What is the simplest way to calculate Gibbons-Hawking-York boundary term for Schwarzschild metric?
\begin{align}
\int Kd\Sigma&=-32\pi^2m\left(1-2Mr^{-1}\right)^{1/2}\times\frac{d}{dr}\left[ir^2\left(1-2Mr^{-1}\right)^{1/2}\right]\\
&=-32\pi^2iM\left(2r-3M\right).
\end{align}
Best Answer
The Gibbons-Hawking boundary term for a spacetime manifold is explicitly,
$$S_{GH}=\frac{1}{8\pi G}\int_{\partial M} d^3x \, \sqrt{|h|} \, K$$
where $\partial M$ is the boundary of $M$, $K$ the extrinsic curvature, and $h$ the determinant of the metric on the boundary. Let us Wick rotate the Schwarzschild metric to,
$$ds^2 = \left( 1-\frac{2GM}{r}\right)d\tau^2 + \left( 1-\frac{2GM}{r}\right)^{-1} dr^2 + r^2 d\Omega^2$$
We must impose a radial cutoff $R > GM$. The normal vector on the boundary is given by,
$$n=-\sqrt{1-\frac{2GM}{r}}\frac{\partial}{\partial r}$$
with a minus sign since we require the outward pointing normal, which points into the bulk.

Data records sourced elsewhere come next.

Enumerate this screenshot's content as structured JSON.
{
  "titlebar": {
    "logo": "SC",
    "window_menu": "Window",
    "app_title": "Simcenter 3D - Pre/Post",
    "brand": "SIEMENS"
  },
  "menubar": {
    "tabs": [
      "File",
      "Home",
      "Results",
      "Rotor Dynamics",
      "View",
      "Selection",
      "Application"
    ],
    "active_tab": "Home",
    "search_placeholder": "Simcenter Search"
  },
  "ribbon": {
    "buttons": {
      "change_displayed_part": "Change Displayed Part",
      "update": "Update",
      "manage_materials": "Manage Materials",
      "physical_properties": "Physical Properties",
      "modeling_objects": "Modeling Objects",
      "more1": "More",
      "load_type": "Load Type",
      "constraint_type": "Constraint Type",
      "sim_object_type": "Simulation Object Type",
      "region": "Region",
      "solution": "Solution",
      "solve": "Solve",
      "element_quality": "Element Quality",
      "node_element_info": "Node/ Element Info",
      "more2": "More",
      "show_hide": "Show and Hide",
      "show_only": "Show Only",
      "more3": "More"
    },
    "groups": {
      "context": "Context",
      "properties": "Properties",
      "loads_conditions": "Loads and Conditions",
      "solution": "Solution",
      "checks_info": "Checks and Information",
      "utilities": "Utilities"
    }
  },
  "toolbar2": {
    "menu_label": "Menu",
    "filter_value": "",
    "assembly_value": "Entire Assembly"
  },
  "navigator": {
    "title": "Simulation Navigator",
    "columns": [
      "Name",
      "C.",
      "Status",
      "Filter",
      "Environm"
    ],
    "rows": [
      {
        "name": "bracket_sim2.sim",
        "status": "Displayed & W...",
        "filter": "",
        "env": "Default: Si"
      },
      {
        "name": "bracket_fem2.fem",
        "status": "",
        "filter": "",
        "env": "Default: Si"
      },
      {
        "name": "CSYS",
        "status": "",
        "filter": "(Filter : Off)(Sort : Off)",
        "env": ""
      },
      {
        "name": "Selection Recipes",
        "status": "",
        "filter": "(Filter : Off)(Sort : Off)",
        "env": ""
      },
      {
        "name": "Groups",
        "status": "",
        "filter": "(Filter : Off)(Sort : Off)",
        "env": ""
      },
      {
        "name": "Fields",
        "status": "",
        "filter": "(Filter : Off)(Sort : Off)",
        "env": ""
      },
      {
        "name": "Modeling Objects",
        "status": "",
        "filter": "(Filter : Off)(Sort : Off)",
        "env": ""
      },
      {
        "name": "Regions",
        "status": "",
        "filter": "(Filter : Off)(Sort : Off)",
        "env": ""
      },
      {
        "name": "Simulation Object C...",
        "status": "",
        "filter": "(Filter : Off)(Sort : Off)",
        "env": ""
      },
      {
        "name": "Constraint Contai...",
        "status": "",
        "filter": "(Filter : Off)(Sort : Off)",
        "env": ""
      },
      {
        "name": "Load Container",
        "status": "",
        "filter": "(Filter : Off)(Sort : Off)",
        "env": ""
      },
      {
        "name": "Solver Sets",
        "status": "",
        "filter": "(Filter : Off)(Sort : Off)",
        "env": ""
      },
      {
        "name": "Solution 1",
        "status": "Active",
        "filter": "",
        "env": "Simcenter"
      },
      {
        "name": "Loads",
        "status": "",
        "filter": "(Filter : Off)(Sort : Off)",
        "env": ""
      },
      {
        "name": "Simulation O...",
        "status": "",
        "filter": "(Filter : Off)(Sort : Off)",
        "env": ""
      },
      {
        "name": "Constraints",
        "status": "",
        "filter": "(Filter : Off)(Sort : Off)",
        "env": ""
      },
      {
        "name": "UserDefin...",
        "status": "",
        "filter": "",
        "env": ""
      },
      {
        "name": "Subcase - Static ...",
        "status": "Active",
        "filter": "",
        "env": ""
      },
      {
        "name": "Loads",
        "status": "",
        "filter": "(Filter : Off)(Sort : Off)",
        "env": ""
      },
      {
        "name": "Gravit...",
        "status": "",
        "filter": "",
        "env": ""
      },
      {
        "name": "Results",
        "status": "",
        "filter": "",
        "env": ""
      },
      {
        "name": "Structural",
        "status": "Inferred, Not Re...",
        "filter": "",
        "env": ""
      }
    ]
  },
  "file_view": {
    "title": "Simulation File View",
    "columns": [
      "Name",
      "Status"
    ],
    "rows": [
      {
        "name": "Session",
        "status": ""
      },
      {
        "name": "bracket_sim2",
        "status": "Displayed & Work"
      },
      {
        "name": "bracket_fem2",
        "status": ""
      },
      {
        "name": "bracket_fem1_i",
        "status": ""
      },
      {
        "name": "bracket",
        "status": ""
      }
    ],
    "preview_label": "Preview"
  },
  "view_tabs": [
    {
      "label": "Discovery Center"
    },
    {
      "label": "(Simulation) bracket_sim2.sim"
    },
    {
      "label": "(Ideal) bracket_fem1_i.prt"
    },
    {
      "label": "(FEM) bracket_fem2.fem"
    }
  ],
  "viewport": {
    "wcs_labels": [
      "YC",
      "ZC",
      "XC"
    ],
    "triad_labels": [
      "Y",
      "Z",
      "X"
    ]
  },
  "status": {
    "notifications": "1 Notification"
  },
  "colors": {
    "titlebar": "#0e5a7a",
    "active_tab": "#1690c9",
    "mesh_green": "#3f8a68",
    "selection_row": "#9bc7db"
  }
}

The metric on the boundary is then given by,
$$ds^2=\left( 1-\frac{2GM}{R}\right)d\tau^2 + R^2d\Omega^2$$
The extrinsic curvature is simply the divergence of the normal:
$$K=\nabla_a n^a = \frac{1}{r^2}\partial_r (r^2 n^r) \biggr\rvert_{r=R}= -\frac{2}{R}\sqrt{1-\frac{2GM}{R}} - \frac{GM}{R^2} \frac{1}{\sqrt{1-\frac{2GM}{R}}}$$ Can you take the calculation from here?